Given a plane and a point, how can I determine which side of the plane the point is on?

[PingSpike]

I have a plane, a polygon really. I know the coordinates of all the vertices. And the normal of the polygon. And I have the coordinates of a point. How can I tell which side of the plane of the polygon the point is on.

The broader implication if you're interested is that I need to determine if a point is within a sector. (A 3d shape made out of non-concave polygons) I figured that if I iterated through all the faces/sides of the shape, if the point was on the interior facing side of all of them that I could determine that it was inside the shape. If it was not, it was outside of it.

 

[lousydood]

dot-product sounds useful to you. A dot B = |A||B|cos Theta, or so. It's easy to compute, just being the sum of the components multiplied together.
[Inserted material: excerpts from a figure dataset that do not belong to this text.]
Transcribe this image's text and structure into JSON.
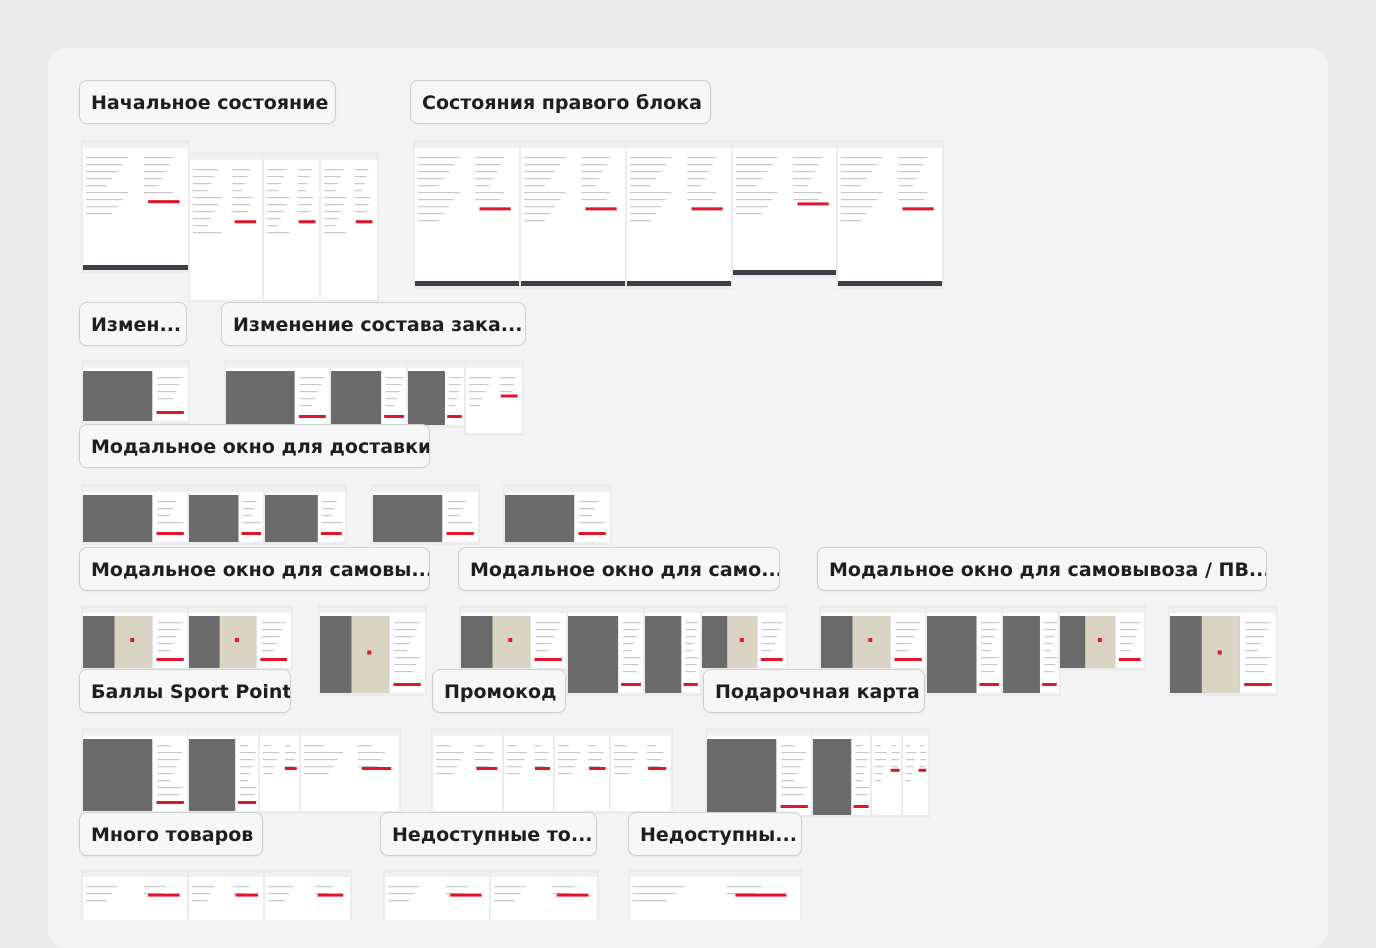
{
  "sections": [
    {
      "label": "Начальное состояние"
    },
    {
      "label": "Состояния правого блока"
    },
    {
      "label": "Измен..."
    },
    {
      "label": "Изменение состава зака..."
    },
    {
      "label": "Модальное окно для доставки"
    },
    {
      "label": "Модальное окно для самовы..."
    },
    {
      "label": "Модальное окно для само..."
    },
    {
      "label": "Модальное окно для самовывоза / ПВ..."
    },
    {
      "label": "Баллы Sport Point"
    },
    {
      "label": "Промокод"
    },
    {
      "label": "Подарочная карта"
    },
    {
      "label": "Много товаров"
    },
    {
      "label": "Недоступные то..."
    },
    {
      "label": "Недоступны..."
    }
  ]
}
Dot-product between the normal vector and the vector from the plane to the point should tell you the angle. Even more simply, you can tell if it's acute, right, or obtuse if the dot-product is negative, 0, or positive (hope I have that in the right order).

 

[PingSpike]

So, then
if "point to test" dot "plane normal" > "point on plane" dot "plane normal" then

its on the same side as the normal, or < its on the otherside?

 

[esun]

(point to test) dot (plane normal) = 0 => Point is on the plane

(point to test) dot (plane normal) > 0 => Point is on the same side as the normal vector

(point to test) dot (plane normal) < 0 => Point is on the opposite side of the normal vector

This is because a*b = 0 implies the angle between a and b is 90 degrees. a*b > 0 implies the angle is less than 90 degrees. a*b < 0 implies it is greater than 90 degrees (this is what lousydood was referring to).

(point on plane) dot (plane normal) will always be 0, by the way, since they are orthogonal.

 

[PingSpike]

Awesome, thanks guys. I understand now.